J’ai rêvé une nuit du Magasin. Un monde en soi, un contenu. Comment cela est agencé. Ce qu’il s’y passe. A quoi ça sert. Des phrases simples, des situations d’autant. Cartographier le lieu ne suffit plus : ici questionner l’habiter.
J’ai rêvé une nuit du Magasin. Mais une nuit lointaine, profonde. Un Magasin d’avant, d’auparavant, de jadis. J’étais un gamin, à peine fait, à peine mûr.
Je me rappelle de S. Quelques années de plus que moi. Mais à ces âges un gouffre.
La première fois. C’était… dans le Magasin…
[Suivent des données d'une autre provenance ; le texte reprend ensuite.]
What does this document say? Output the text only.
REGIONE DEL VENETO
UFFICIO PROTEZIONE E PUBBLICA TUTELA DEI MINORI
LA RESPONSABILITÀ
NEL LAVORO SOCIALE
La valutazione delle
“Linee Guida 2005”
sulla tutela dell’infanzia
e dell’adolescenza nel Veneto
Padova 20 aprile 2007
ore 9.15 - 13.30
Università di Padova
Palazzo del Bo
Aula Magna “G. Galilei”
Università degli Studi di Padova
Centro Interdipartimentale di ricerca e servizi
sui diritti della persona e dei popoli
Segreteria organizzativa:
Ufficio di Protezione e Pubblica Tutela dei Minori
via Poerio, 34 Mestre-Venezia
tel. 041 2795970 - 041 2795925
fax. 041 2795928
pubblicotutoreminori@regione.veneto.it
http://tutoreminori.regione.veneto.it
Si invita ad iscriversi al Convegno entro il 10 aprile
Je me rappelle se S. et je me rappelle de tôles dans lesquelles on s’encastrait, un débarras de tôles, un fatras de modules fait de tôle comme de l’aluminium, des systèmes d’aération peut-être ou des filtres ou des moteur.
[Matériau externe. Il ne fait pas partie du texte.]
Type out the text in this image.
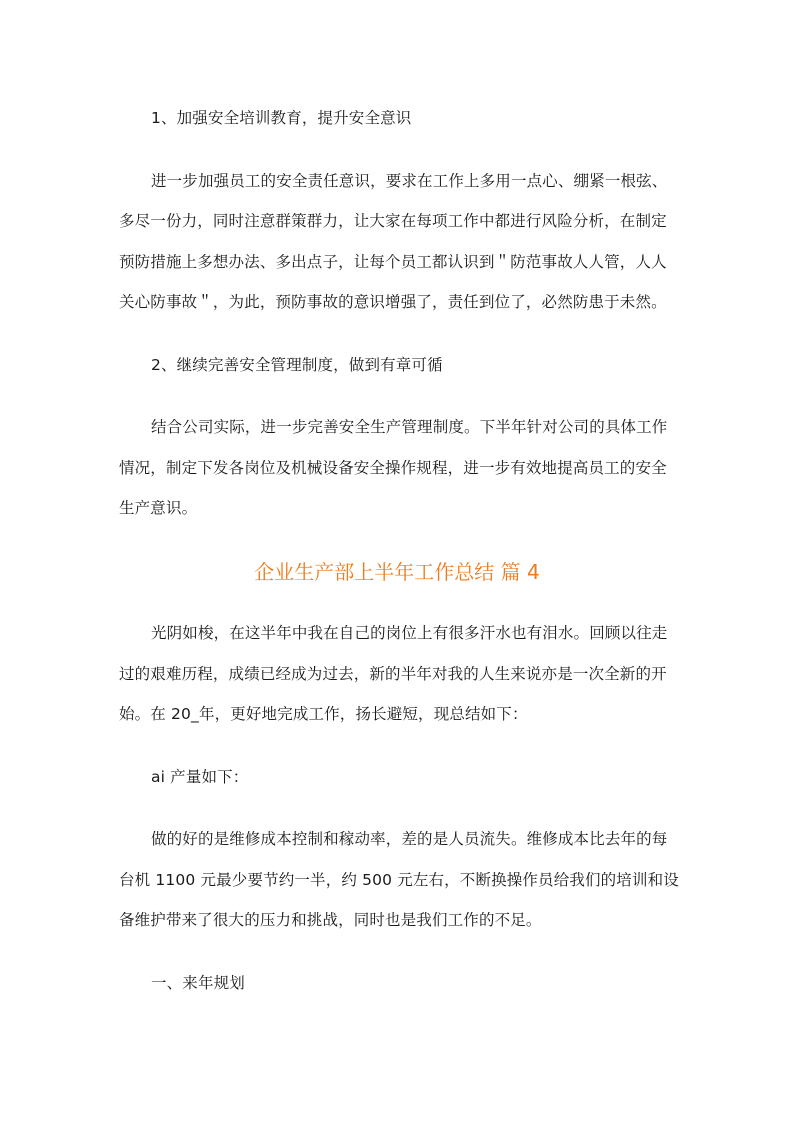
1、加强安全培训教育，提升安全意识
进一步加强员工的安全责任意识，要求在工作上多用一点心、绷紧一根弦、
多尽一份力，同时注意群策群力，让大家在每项工作中都进行风险分析，在制定
预防措施上多想办法、多出点子，让每个员工都认识到＂防范事故人人管，人人
关心防事故＂，为此，预防事故的意识增强了，责任到位了，必然防患于未然。
2、继续完善安全管理制度，做到有章可循
结合公司实际，进一步完善安全生产管理制度。下半年针对公司的具体工作
情况，制定下发各岗位及机械设备安全操作规程，进一步有效地提高员工的安全
生产意识。
企业生产部上半年工作总结 篇 4
光阴如梭，在这半年中我在自己的岗位上有很多汗水也有泪水。回顾以往走
过的艰难历程，成绩已经成为过去，新的半年对我的人生来说亦是一次全新的开
始。在 20_年，更好地完成工作，扬长避短，现总结如下：
ai 产量如下：
做的好的是维修成本控制和稼动率，差的是人员流失。维修成本比去年的每
台机 1100 元最少要节约一半，约 500 元左右，不断换操作员给我们的培训和设
备维护带来了很大的压力和挑战，同时也是我们工作的不足。
一、来年规划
Avant on errait, comme les autres mômes, avec nos hardes — je n’ai aucun souvenir de quelconques parents, de quelconques amitiés, juste S.
Nos hardes nous donnaient à voir, aimantait nos corps. C’était libre et joyeux, la portée de notre méconnaissance n’était pas éraflée par notre appétit l’un de l’autre. Les autres sans doute ont vécu la même chose.
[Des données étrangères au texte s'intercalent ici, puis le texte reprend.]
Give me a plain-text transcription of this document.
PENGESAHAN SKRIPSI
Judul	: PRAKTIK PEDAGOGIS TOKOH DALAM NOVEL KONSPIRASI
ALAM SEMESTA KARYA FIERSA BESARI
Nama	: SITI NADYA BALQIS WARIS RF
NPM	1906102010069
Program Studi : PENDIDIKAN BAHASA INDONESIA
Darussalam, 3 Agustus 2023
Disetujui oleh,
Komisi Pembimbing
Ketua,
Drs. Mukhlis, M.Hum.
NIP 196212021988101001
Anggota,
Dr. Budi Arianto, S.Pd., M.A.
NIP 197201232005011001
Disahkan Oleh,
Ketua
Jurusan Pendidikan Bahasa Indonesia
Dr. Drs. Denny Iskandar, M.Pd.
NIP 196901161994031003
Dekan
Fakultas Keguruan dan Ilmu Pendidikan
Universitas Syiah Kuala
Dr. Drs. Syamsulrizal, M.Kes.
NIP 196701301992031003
On devait se cacher, mais se cacher, pour tous les habitants du Magasin, c’était la routine personnelle ; il faut bien considérer que toute notre vie, comme celle de nos parents, consistait en une lumière fade, permanente, occultée seulement pas les nuits d’alcôve, écrasées par les drogues mixées aux espèces de brouets qui servaient de repas.
On se cachait donc, à la découverte de nous-même et c’était révélation réflexe, mais double, car pour chacun aussi c’était moyen de vérifier d’où l’on était.
Je me rappelle les éclats de froid des tôles, et tellement dures et raides, sur les parts nues de nos corps, qui contrastaient sévèrement avec les attentions douces et chaudes de notre curiosité. Je me rappelle les faisceaux de lumières, fins et brûlants, qui nous réveillaient à l’aube, alors que nous étions encore lovés l’un l’autre. Nous avions passé comme ça plusieurs semaines, plusieurs mois, peut-être plus, et puis les affectations (en différents secteurs du Magasin) nous séparèrent définitivem
[Le document s’arrête ici. La suite ne nous est pas connue.]